The spontaneously hypertensive rat model with reduced NO synthesis (SHRLN) shares features with aging and hypertension in humans, among other a severe aortic stiffening. The present in vivo study aimed to compare thoracic (TA) and abdominal (AA) aortic stiffness in the SHRLN (treated 5 weeks with L-NAME), SHR, and normotensive Wistar Kyoto (WKY). Dynamic properties of TA and AA were measured in the same rats, using echotracking recording of aortic diameter coupled with blood pressure (BP). Measurements were performed first at operating BP and then after BP reduction in hypertensive rats, thus in isobaric conditions. Histological staining and immunohistochemistry were used for structural analysis at both sites. At operating pressure, BP and pulse pressure (PP) were higher in SHRLN compared with SHR. Stiffness index was also increased and distensibility decreased in both TA and AA in SHRLN. At WKY-matched blood pressure, isobaric AA parameters remained specifically altered in SHRLN, whereas TA recovered to values identical to WKYs. Collagen, fibronectin, α5-selectin, and FAK were increased in SHRLN compared with SHR or WKY. Nevertheless, only the strong accumulations of fibronectin and collagen at the AA site in SHRLN were associated with intrinsic stiffening.
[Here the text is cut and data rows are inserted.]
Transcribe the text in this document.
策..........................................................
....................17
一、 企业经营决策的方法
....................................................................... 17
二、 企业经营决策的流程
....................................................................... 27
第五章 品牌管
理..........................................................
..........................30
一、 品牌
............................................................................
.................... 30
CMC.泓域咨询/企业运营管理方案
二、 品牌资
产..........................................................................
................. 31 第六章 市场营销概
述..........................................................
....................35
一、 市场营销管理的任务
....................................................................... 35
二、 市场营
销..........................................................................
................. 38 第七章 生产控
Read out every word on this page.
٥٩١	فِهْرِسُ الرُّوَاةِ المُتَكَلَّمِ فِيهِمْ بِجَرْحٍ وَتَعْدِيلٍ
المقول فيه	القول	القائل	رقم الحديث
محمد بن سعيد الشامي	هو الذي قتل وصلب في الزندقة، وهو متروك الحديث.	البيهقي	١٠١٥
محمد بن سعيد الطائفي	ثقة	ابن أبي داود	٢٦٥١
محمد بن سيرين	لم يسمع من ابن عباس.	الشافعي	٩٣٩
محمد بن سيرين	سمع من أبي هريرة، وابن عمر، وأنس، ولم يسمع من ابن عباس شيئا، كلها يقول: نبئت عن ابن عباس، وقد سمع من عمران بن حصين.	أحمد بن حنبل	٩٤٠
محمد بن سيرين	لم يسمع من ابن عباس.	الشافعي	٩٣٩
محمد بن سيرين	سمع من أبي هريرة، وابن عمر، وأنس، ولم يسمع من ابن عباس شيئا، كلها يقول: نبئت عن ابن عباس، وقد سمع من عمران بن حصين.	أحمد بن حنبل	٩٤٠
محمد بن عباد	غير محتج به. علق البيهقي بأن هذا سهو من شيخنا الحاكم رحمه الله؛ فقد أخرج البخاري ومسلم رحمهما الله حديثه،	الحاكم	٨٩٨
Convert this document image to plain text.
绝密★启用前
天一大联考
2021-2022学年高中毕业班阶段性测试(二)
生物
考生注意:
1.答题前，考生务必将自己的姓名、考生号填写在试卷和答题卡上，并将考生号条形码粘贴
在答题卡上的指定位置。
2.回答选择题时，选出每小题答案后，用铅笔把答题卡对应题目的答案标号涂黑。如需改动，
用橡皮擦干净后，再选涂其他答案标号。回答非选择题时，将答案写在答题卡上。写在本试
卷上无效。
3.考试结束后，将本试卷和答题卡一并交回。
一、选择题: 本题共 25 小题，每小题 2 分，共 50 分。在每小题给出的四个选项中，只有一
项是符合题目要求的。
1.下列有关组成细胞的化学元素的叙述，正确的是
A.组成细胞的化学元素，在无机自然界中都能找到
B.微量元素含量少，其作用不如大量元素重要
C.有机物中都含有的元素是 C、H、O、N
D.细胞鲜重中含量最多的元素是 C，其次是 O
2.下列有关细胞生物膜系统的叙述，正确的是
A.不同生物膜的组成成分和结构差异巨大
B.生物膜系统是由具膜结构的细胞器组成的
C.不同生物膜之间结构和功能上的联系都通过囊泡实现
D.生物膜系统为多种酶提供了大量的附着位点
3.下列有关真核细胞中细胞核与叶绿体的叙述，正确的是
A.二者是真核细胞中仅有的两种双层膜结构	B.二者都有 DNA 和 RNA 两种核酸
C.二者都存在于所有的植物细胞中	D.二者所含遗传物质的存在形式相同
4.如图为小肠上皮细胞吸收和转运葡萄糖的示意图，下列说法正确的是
In conclusion, we confirm that NO restriction associated with hypertension induces a severe pathological phenotype and shows that L-NAME induced stiffening is more pronounced in AA than in TA as a result of greater fibrosis.

Figure 1

(a) time-evolution of systolic blood pressure (SBP, triangles), diastolic blood pressure (DBP, circles), and pulse pressure (PP, squares) in spontaneously hypertensive rat (SHR, grey symbols, and n=8) and in SHR during 5-week L-NAME treatment (SHRLN, black symbols, and n=9) and (b) short-term blood pressure variability as ARV (average real variability) are shown with similar symbols. ∗: p<0.05 one way ANOVA and Dunnett's posttest on time effect.

Figure 2

Mean blood pressure (MBP) and stiffness index are compared in the three groups of rats. Black bars: spontaneously hypertensive rats treated with L-NAME (SHRLN), grey bars: SHR without treatment, and white bars: normotensive WKY. Thoracic aorta (left graph) and abdominal aorta (right graphs) parameters are shown. A: SHRLN, parameters at basal pressure, and n= 8; B: SHRLN n=5, at BP matched with that of SHR n=6; C: both SHRLN n=7 and SHR n=6 at BP matched with that of WKY n=6. N are similar at TA and AA except n=5 for WKY at AA. One way ANOVA and Tukey posttest comparison: ∗: p<0.05 compared to WKY and #: p<0.05 compared to SHR.

Figure 3

Changes in pressure and diameter over time emphasized the difference between thoracic aorta (TA) and abdominal aorta (AA) stiffening in hypertensive rats with reduced NO (SHRLN). The dynamic pressure wave and diameter distension waves throughout the cardiac cycle are shown for SHRLN TA and AA at basal mean blood pressure (MBP), n=7 and 8, respectively, and at reduced MBP (after clonidine administration), n=5 for each site. BP levels are similar for TA and AA whereas only TA distension recovers when BP decreases. Bars on the right quantify these data via measuring the area under the curve (AUC adjusted to heart rate). Despite similar pulse pressures, only the thoracic aorta is shown to increase when blood pressure is reduced. ∗: isobaric value differs from basal value (P < 0.05).

Figure 4

Comparison of fibronectin (a) and collagen (b) accumulation in the thoracic (TA) and abdominal (AA) aorta between SHRLN n=8, SHR n=6, and WKY n=6. The data show that AA levels of fibrosis markers were specifically higher in AA from SHRLN in agreement with stiffness data in vivo. Whilst collagen was also higher in AA in the SHR, these data show that fibronectin (Fn) content of the SHR AA remained similar to those of TA unlike the findings in the SHRLN. ∗: p<0.05 AA versus TA in the same group of rats. Statistics between groups are shown in Table 3.